Сосед от неожиданности так растерялся, что наобум ляпнул:
– Насчёт помола я зашел… Как, завтра молоть будете али нет?
– Совсем ополоумел, что ли?! И ночью уж покоя нет! За помолом на мельницу ходят, а не по дворам через заплоты сигают!
Северьян с женой сидели у стола с неубранной после ужина посудой. Бродяги в избе не было – оказалось, он спал на лавке в сенях, подложив под голову свою котомку, а сосед его в полутьме не заметил. Никогда еще сосед не видел обычно молчаливого Северьяна таким рассерженным! Пристыженный, кляня в душе сам себя, он направился домой.
…В кабаке Агапихи в тот вечер народу было мало: вечер будний, да к тому же ещё не кончилась страда. Сидели только трое отпетых пьяниц, завсегдатаев агапихиного заведения. Первый из них – Федор Кузнецов. Брат его Никон, вернувшийся с царевой службы на пепелище отцовского дома и хозяйства, сразу запил горькую, спервоначалу пропив военный мундир и шинель. Теперь Никон ходил по деревням, нанимался в страду на подённую работу, и если у него заводился хоть пятак – тотчас шёл в агапихино заведение и звал с собой Федора.

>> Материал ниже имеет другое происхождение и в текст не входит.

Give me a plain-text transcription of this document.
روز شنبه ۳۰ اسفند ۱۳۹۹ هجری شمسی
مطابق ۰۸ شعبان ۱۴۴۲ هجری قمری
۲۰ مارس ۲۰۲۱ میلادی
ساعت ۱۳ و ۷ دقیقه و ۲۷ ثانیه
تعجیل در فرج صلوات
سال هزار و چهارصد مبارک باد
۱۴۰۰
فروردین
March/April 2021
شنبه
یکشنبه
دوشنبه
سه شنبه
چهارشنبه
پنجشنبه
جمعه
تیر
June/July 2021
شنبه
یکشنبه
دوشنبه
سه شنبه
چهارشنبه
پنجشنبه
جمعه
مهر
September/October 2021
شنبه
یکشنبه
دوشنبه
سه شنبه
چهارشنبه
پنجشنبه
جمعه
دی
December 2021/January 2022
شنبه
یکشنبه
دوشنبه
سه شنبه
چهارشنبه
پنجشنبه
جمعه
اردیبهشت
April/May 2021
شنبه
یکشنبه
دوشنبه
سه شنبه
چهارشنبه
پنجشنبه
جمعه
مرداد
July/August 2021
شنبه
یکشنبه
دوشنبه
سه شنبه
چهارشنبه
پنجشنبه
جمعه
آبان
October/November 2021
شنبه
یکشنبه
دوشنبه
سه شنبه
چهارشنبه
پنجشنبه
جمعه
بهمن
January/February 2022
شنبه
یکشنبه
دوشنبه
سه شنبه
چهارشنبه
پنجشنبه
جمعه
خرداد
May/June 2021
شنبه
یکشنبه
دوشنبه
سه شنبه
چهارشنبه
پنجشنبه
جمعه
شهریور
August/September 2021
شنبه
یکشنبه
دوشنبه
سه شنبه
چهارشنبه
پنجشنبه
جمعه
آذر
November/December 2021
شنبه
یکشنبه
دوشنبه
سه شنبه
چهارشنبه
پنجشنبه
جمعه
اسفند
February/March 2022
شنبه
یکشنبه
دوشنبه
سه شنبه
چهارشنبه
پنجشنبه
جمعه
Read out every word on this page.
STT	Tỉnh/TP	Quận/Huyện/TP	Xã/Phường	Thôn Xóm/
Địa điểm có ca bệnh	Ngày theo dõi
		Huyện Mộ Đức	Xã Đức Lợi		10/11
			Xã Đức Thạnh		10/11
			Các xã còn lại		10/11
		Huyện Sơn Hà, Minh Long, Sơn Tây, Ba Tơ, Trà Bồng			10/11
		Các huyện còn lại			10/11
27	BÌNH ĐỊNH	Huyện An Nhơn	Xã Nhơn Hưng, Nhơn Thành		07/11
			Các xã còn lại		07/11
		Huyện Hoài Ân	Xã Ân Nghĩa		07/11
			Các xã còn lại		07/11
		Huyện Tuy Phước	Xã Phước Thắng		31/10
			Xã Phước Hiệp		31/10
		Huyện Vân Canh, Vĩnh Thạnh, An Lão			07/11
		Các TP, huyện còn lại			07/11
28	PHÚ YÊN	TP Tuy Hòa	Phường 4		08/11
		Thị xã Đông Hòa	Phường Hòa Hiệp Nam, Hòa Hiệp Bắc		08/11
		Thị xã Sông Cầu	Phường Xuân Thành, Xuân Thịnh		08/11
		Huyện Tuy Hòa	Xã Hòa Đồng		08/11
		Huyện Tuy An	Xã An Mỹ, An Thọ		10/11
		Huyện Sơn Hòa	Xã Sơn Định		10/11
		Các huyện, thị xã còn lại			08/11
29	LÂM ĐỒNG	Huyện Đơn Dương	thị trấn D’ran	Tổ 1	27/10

Теперешняя баба Федора пила не меньше мужа, пьяная дралась и сквернословила, и Федор откровенно ее побаивался. Избушка их стояла в стороне от других домов, кругом поросла травой, крапивой и лопухами; пристроя никакого не было, надворных построек тоже, скотины или какой-нибудь птицы не водилось и в помине. И сам Федор, и его бабёшка были в строке*.
Федоровы дети, которые подожгли когда-то дом, давно уже с родителями не жили, из куска хлеба подрабатывая подпасками или борноволоками**.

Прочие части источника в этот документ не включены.